Влад был близок со своей матерью — в Задорске они жили в четырёхкомнатной квартире. Отец его, известный журналист, давно умер. Пару раз я её видела — хлопотливая тихая женщина, не произведшая на меня никакого впечатления, имела огромное влияние на сына. По неопытности я было вступила с ней в тайное соревнование, но мой возлюбленный всегда упоминал, что мамины борщи и пирожки лучше. Забота о маме у него была на первом месте — трогательно и похвально, но, по моему теперешнему убеждению, мужчина должен уходить из отчего дома хотя бы в двадцать лет, иначе ему всю жизнь придётся строить по маминому представлению.
Но это я отвлеклась. Тогда, в кафе, во мне боролись противоречивые чувства, но одного в них не было — любви к нему, которая осталась лишь в памяти. Не было уже и обиды — новая жизнь целиком поглотила её, как поглощает болото упавший на её поверхность лист — без следа…

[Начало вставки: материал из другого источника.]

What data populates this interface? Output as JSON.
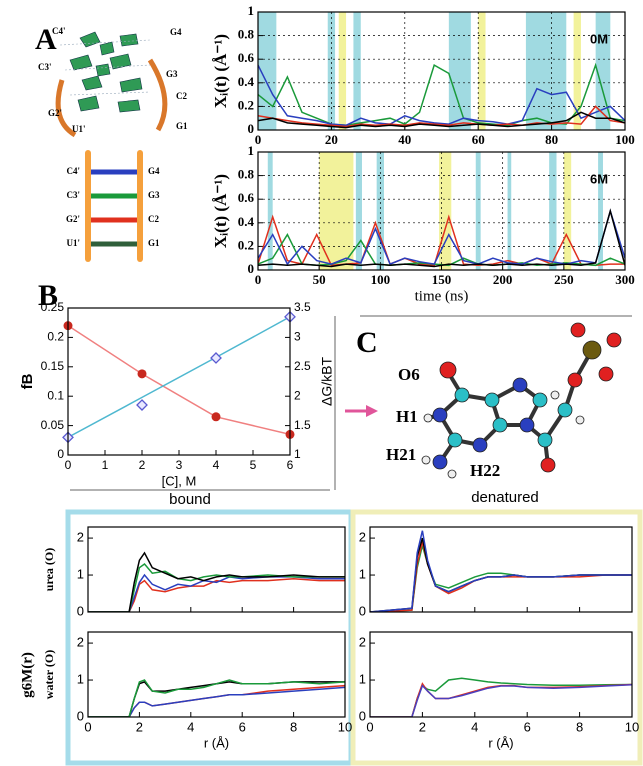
{
  "panel_labels": [
    "A",
    "B",
    "C"
  ],
  "hairpin_labels": [
    "C4'",
    "G4",
    "G3",
    "C3'",
    "C2",
    "G2'",
    "G1",
    "U1'"
  ],
  "ladder_labels": [
    [
      "C4'",
      "G4"
    ],
    [
      "C3'",
      "G3"
    ],
    [
      "G2'",
      "C2"
    ],
    [
      "U1'",
      "G1"
    ]
  ],
  "molecule_labels": [
    "O6",
    "H1",
    "H21",
    "H22"
  ],
  "captions": {
    "bound": "bound",
    "denatured": "denatured"
  },
  "rdf_ylabel": "g6M(r)",
  "chart_data": [
    {
      "type": "line",
      "ylabel": "Xᵢ(t) (Å⁻¹)",
      "annotation": "0M",
      "grid": true,
      "xlim": [
        0,
        100
      ],
      "xticks": [
        0,
        20,
        40,
        60,
        80,
        100
      ],
      "ylim": [
        0,
        1
      ],
      "yticks": [
        0,
        0.2,
        0.4,
        0.6,
        0.8,
        1
      ],
      "bands": [
        {
          "start": 0,
          "end": 5,
          "color": "#8fd3dc"
        },
        {
          "start": 19,
          "end": 21,
          "color": "#8fd3dc"
        },
        {
          "start": 26,
          "end": 28,
          "color": "#8fd3dc"
        },
        {
          "start": 52,
          "end": 58,
          "color": "#8fd3dc"
        },
        {
          "start": 73,
          "end": 84,
          "color": "#8fd3dc"
        },
        {
          "start": 92,
          "end": 96,
          "color": "#8fd3dc"
        },
        {
          "start": 22,
          "end": 24,
          "color": "#f0f08a"
        },
        {
          "start": 60,
          "end": 62,
          "color": "#f0f08a"
        },
        {
          "start": 86,
          "end": 88,
          "color": "#f0f08a"
        }
      ],
      "x": [
        0,
        4,
        8,
        12,
        16,
        20,
        24,
        28,
        32,
        36,
        40,
        44,
        48,
        52,
        56,
        60,
        64,
        68,
        72,
        76,
        80,
        84,
        88,
        92,
        96,
        100
      ],
      "series": [
        {
          "color": "#1a9a3a",
          "values": [
            0.3,
            0.2,
            0.45,
            0.15,
            0.1,
            0.05,
            0.04,
            0.06,
            0.08,
            0.1,
            0.05,
            0.15,
            0.55,
            0.48,
            0.1,
            0.06,
            0.05,
            0.04,
            0.08,
            0.1,
            0.06,
            0.05,
            0.2,
            0.55,
            0.1,
            0.08
          ]
        },
        {
          "color": "#2a3fbf",
          "values": [
            0.55,
            0.3,
            0.12,
            0.1,
            0.08,
            0.05,
            0.04,
            0.1,
            0.06,
            0.05,
            0.12,
            0.08,
            0.06,
            0.05,
            0.1,
            0.08,
            0.07,
            0.05,
            0.08,
            0.35,
            0.3,
            0.32,
            0.1,
            0.15,
            0.2,
            0.08
          ]
        },
        {
          "color": "#e0301e",
          "values": [
            0.12,
            0.1,
            0.08,
            0.06,
            0.05,
            0.04,
            0.03,
            0.05,
            0.04,
            0.05,
            0.04,
            0.06,
            0.05,
            0.04,
            0.06,
            0.05,
            0.04,
            0.05,
            0.04,
            0.06,
            0.05,
            0.06,
            0.05,
            0.2,
            0.08,
            0.06
          ]
        },
        {
          "color": "#000000",
          "values": [
            0.08,
            0.1,
            0.06,
            0.05,
            0.04,
            0.03,
            0.02,
            0.04,
            0.03,
            0.04,
            0.03,
            0.05,
            0.04,
            0.03,
            0.04,
            0.05,
            0.04,
            0.03,
            0.04,
            0.05,
            0.06,
            0.08,
            0.15,
            0.1,
            0.1,
            0.06
          ]
        }
      ]
    },
    {
      "type": "line",
      "ylabel": "Xᵢ(t) (Å⁻¹)",
      "xlabel": "time (ns)",
      "annotation": "6M",
      "grid": true,
      "xlim": [
        0,
        300
      ],
      "xticks": [
        0,
        50,
        100,
        150,
        200,
        250,
        300
      ],
      "ylim": [
        0,
        1
      ],
      "yticks": [
        0,
        0.2,
        0.4,
        0.6,
        0.8,
        1
      ],
      "bands": [
        {
          "start": 50,
          "end": 78,
          "color": "#f0f08a"
        },
        {
          "start": 148,
          "end": 158,
          "color": "#f0f08a"
        },
        {
          "start": 250,
          "end": 256,
          "color": "#f0f08a"
        },
        {
          "start": 8,
          "end": 12,
          "color": "#8fd3dc"
        },
        {
          "start": 80,
          "end": 85,
          "color": "#8fd3dc"
        },
        {
          "start": 97,
          "end": 103,
          "color": "#8fd3dc"
        },
        {
          "start": 178,
          "end": 182,
          "color": "#8fd3dc"
        },
        {
          "start": 204,
          "end": 207,
          "color": "#8fd3dc"
        },
        {
          "start": 238,
          "end": 244,
          "color": "#8fd3dc"
        },
        {
          "start": 278,
          "end": 282,
          "color": "#8fd3dc"
        }
      ],
      "x": [
        0,
        12,
        24,
        36,
        48,
        60,
        72,
        84,
        96,
        108,
        120,
        132,
        144,
        156,
        168,
        180,
        192,
        204,
        216,
        228,
        240,
        252,
        264,
        276,
        288,
        300
      ],
      "series": [
        {
          "color": "#e0301e",
          "values": [
            0.05,
            0.45,
            0.08,
            0.05,
            0.3,
            0.04,
            0.05,
            0.06,
            0.4,
            0.05,
            0.1,
            0.05,
            0.04,
            0.45,
            0.05,
            0.04,
            0.05,
            0.08,
            0.05,
            0.1,
            0.05,
            0.3,
            0.05,
            0.04,
            0.05,
            0.05
          ]
        },
        {
          "color": "#1a9a3a",
          "values": [
            0.05,
            0.1,
            0.3,
            0.05,
            0.04,
            0.05,
            0.08,
            0.25,
            0.05,
            0.04,
            0.05,
            0.06,
            0.05,
            0.04,
            0.1,
            0.05,
            0.04,
            0.05,
            0.06,
            0.04,
            0.05,
            0.06,
            0.05,
            0.04,
            0.1,
            0.05
          ]
        },
        {
          "color": "#2a3fbf",
          "values": [
            0.1,
            0.3,
            0.05,
            0.2,
            0.08,
            0.05,
            0.1,
            0.06,
            0.35,
            0.05,
            0.1,
            0.07,
            0.05,
            0.3,
            0.08,
            0.05,
            0.1,
            0.06,
            0.05,
            0.1,
            0.07,
            0.05,
            0.08,
            0.06,
            0.5,
            0.1
          ]
        },
        {
          "color": "#000000",
          "values": [
            0.04,
            0.05,
            0.04,
            0.05,
            0.04,
            0.03,
            0.05,
            0.04,
            0.05,
            0.04,
            0.05,
            0.04,
            0.03,
            0.05,
            0.04,
            0.05,
            0.04,
            0.05,
            0.04,
            0.05,
            0.04,
            0.05,
            0.04,
            0.06,
            0.5,
            0.04
          ]
        }
      ]
    },
    {
      "type": "line",
      "ylabel": "fB",
      "y2label": "ΔG/kBT",
      "xlabel": "[C], M",
      "ycolor": "#d9352a",
      "y2color": "#5a5ad0",
      "xlim": [
        0,
        6
      ],
      "xticks": [
        0,
        1,
        2,
        3,
        4,
        5,
        6
      ],
      "ylim": [
        0,
        0.25
      ],
      "yticks": [
        0,
        0.05,
        0.1,
        0.15,
        0.2,
        0.25
      ],
      "y2lim": [
        1,
        3.5
      ],
      "y2ticks": [
        1,
        1.5,
        2,
        2.5,
        3,
        3.5
      ],
      "x": [
        0,
        2,
        4,
        6
      ],
      "series": [
        {
          "color": "#f08080",
          "marker": "circle",
          "marker_color": "#c8281e",
          "values": [
            0.22,
            0.138,
            0.065,
            0.035
          ]
        },
        {
          "color": "#4fb8d0",
          "axis": "y2",
          "values": [
            1.3,
            1.98,
            2.66,
            3.35
          ]
        },
        {
          "color": "#5a5ad0",
          "axis": "y2",
          "marker": "diamond",
          "line": false,
          "values": [
            1.3,
            1.85,
            2.65,
            3.35
          ]
        }
      ]
    },
    {
      "type": "line",
      "ylabel": "urea (O)",
      "xlim": [
        0,
        10
      ],
      "xticks": [
        0,
        2,
        4,
        6,
        8,
        10
      ],
      "ylim": [
        0,
        2.3
      ],
      "yticks": [
        0,
        1,
        2
      ],
      "x": [
        0,
        1.6,
        1.8,
        2,
        2.2,
        2.5,
        3,
        3.5,
        4,
        4.5,
        5,
        5.5,
        6,
        7,
        8,
        9,
        10
      ],
      "series": [
        {
          "color": "#e0301e",
          "values": [
            0,
            0,
            0.3,
            0.75,
            0.85,
            0.6,
            0.55,
            0.65,
            0.7,
            0.7,
            0.85,
            0.8,
            0.85,
            0.85,
            0.9,
            0.85,
            0.85
          ]
        },
        {
          "color": "#2a3fbf",
          "values": [
            0,
            0,
            0.4,
            0.8,
            1.0,
            0.75,
            0.6,
            0.75,
            0.7,
            0.85,
            0.8,
            0.95,
            0.9,
            0.95,
            0.95,
            0.9,
            0.9
          ]
        },
        {
          "color": "#1a9a3a",
          "values": [
            0,
            0,
            0.6,
            1.2,
            1.3,
            1.05,
            1.1,
            0.9,
            0.85,
            0.95,
            1.0,
            0.95,
            0.95,
            1.0,
            0.95,
            0.95,
            0.95
          ]
        },
        {
          "color": "#000000",
          "values": [
            0,
            0,
            0.8,
            1.4,
            1.6,
            1.2,
            1.05,
            0.9,
            0.95,
            0.85,
            0.95,
            1.0,
            0.95,
            0.95,
            1.0,
            0.95,
            0.95
          ]
        }
      ]
    },
    {
      "type": "line",
      "xlim": [
        0,
        10
      ],
      "xticks": [
        0,
        2,
        4,
        6,
        8,
        10
      ],
      "ylim": [
        0,
        2.3
      ],
      "yticks": [
        0,
        1,
        2
      ],
      "x": [
        0,
        1.6,
        1.8,
        2,
        2.2,
        2.5,
        3,
        3.5,
        4,
        4.5,
        5,
        5.5,
        6,
        7,
        8,
        9,
        10
      ],
      "series": [
        {
          "color": "#1a9a3a",
          "values": [
            0,
            0.05,
            1.2,
            1.8,
            1.3,
            0.75,
            0.65,
            0.8,
            0.95,
            1.05,
            1.05,
            1.0,
            0.95,
            0.95,
            1.0,
            1.0,
            1.0
          ]
        },
        {
          "color": "#e0301e",
          "values": [
            0,
            0.05,
            1.3,
            1.9,
            1.3,
            0.7,
            0.5,
            0.65,
            0.85,
            0.95,
            0.95,
            0.95,
            0.95,
            0.95,
            0.95,
            1.0,
            1.0
          ]
        },
        {
          "color": "#000000",
          "values": [
            0,
            0.1,
            1.5,
            2.0,
            1.3,
            0.7,
            0.55,
            0.7,
            0.85,
            0.95,
            0.95,
            1.0,
            0.95,
            0.95,
            1.0,
            1.0,
            1.0
          ]
        },
        {
          "color": "#2a3fbf",
          "values": [
            0,
            0.1,
            1.6,
            2.2,
            1.4,
            0.7,
            0.55,
            0.7,
            0.85,
            0.95,
            0.95,
            1.0,
            0.95,
            0.95,
            1.0,
            1.0,
            1.0
          ]
        }
      ]
    },
    {
      "type": "line",
      "ylabel": "water (O)",
      "xlabel": "r (Å)",
      "xlim": [
        0,
        10
      ],
      "xticks": [
        0,
        2,
        4,
        6,
        8,
        10
      ],
      "ylim": [
        0,
        2.3
      ],
      "yticks": [
        0,
        1,
        2
      ],
      "x": [
        0,
        1.6,
        1.8,
        2,
        2.2,
        2.5,
        3,
        3.5,
        4,
        4.5,
        5,
        5.5,
        6,
        7,
        8,
        9,
        10
      ],
      "series": [
        {
          "color": "#e0301e",
          "values": [
            0,
            0,
            0.25,
            0.4,
            0.4,
            0.3,
            0.35,
            0.4,
            0.45,
            0.5,
            0.55,
            0.6,
            0.6,
            0.7,
            0.75,
            0.8,
            0.85
          ]
        },
        {
          "color": "#2a3fbf",
          "values": [
            0,
            0,
            0.25,
            0.4,
            0.4,
            0.3,
            0.35,
            0.4,
            0.45,
            0.5,
            0.55,
            0.6,
            0.6,
            0.65,
            0.7,
            0.75,
            0.8
          ]
        },
        {
          "color": "#000000",
          "values": [
            0,
            0,
            0.5,
            0.9,
            0.95,
            0.7,
            0.7,
            0.75,
            0.8,
            0.85,
            0.9,
            0.95,
            0.9,
            0.9,
            0.95,
            0.95,
            0.95
          ]
        },
        {
          "color": "#1a9a3a",
          "values": [
            0,
            0,
            0.5,
            0.95,
            1.0,
            0.7,
            0.65,
            0.75,
            0.75,
            0.8,
            0.9,
            1.0,
            0.9,
            0.9,
            0.95,
            0.9,
            0.95
          ]
        }
      ]
    },
    {
      "type": "line",
      "xlabel": "r (Å)",
      "xlim": [
        0,
        10
      ],
      "xticks": [
        0,
        2,
        4,
        6,
        8,
        10
      ],
      "ylim": [
        0,
        2.3
      ],
      "yticks": [
        0,
        1,
        2
      ],
      "x": [
        0,
        1.6,
        1.8,
        2,
        2.2,
        2.5,
        3,
        3.5,
        4,
        4.5,
        5,
        5.5,
        6,
        7,
        8,
        9,
        10
      ],
      "series": [
        {
          "color": "#1a9a3a",
          "values": [
            0,
            0,
            0.5,
            0.85,
            0.75,
            0.7,
            1.0,
            1.05,
            1.0,
            0.95,
            0.92,
            0.9,
            0.88,
            0.86,
            0.86,
            0.87,
            0.88
          ]
        },
        {
          "color": "#e0301e",
          "values": [
            0,
            0,
            0.5,
            0.9,
            0.7,
            0.5,
            0.5,
            0.6,
            0.7,
            0.8,
            0.85,
            0.85,
            0.8,
            0.8,
            0.82,
            0.85,
            0.88
          ]
        },
        {
          "color": "#4a3fbf",
          "values": [
            0,
            0,
            0.45,
            0.85,
            0.7,
            0.5,
            0.5,
            0.58,
            0.68,
            0.78,
            0.84,
            0.84,
            0.8,
            0.78,
            0.8,
            0.84,
            0.87
          ]
        }
      ]
    }
  ]
}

Он флиртовал, комплиментил, называл себя дураком, вспоминал трогательные моменты, просил рассказать о себе. Я дала ему слово, что мы встретимся в следующий выходной.
Теперь я знаю, что это заблуждение и ошибка — жить в ожидании жизни. Поиски счастья затягивались. Я сама себе напоминала путешественницу, едущую неизвестно куда неизвестно за каким призом. Вот я выхожу на одной станции — приза там не нахожу, отправляюсь за ним дальше. Так я выхожу в каких-то городах, что-то ищу, не найдя, следую дальше, долго томясь на вокзалах маленьких и чужих станций. Мой поезд делал остановки в Майами, Нью-Йорке, Вашингтоне — но у меня всё ещё не было дома и ощущения того, что я дома.
Влад повадился звонить мне каждый вечер. Его я понимала — я была его единственной ниточкой, тянущейся в знакомый прочный мир, единственная, кроме матери, русскоговорящая. Я была его старой знакомой, у нас за плечами остался общий город и общие друзья. Здесь ему предстояло заново научиться ходить. Как и любой иммигрант, он решал дилемму — как жить, кем быть. Журналист, он страдал от своей здесь невостребованности. Нужно было как-то зарабатывать на жизнь — пенсия матери была крошечной. Пока он устроился на автозаправку разнорабочим. Я его понимала, но ничего не могла с собой поделать — эти проблемы меня совершенно не трогали. Я же нужна была ему для поддержки и информации.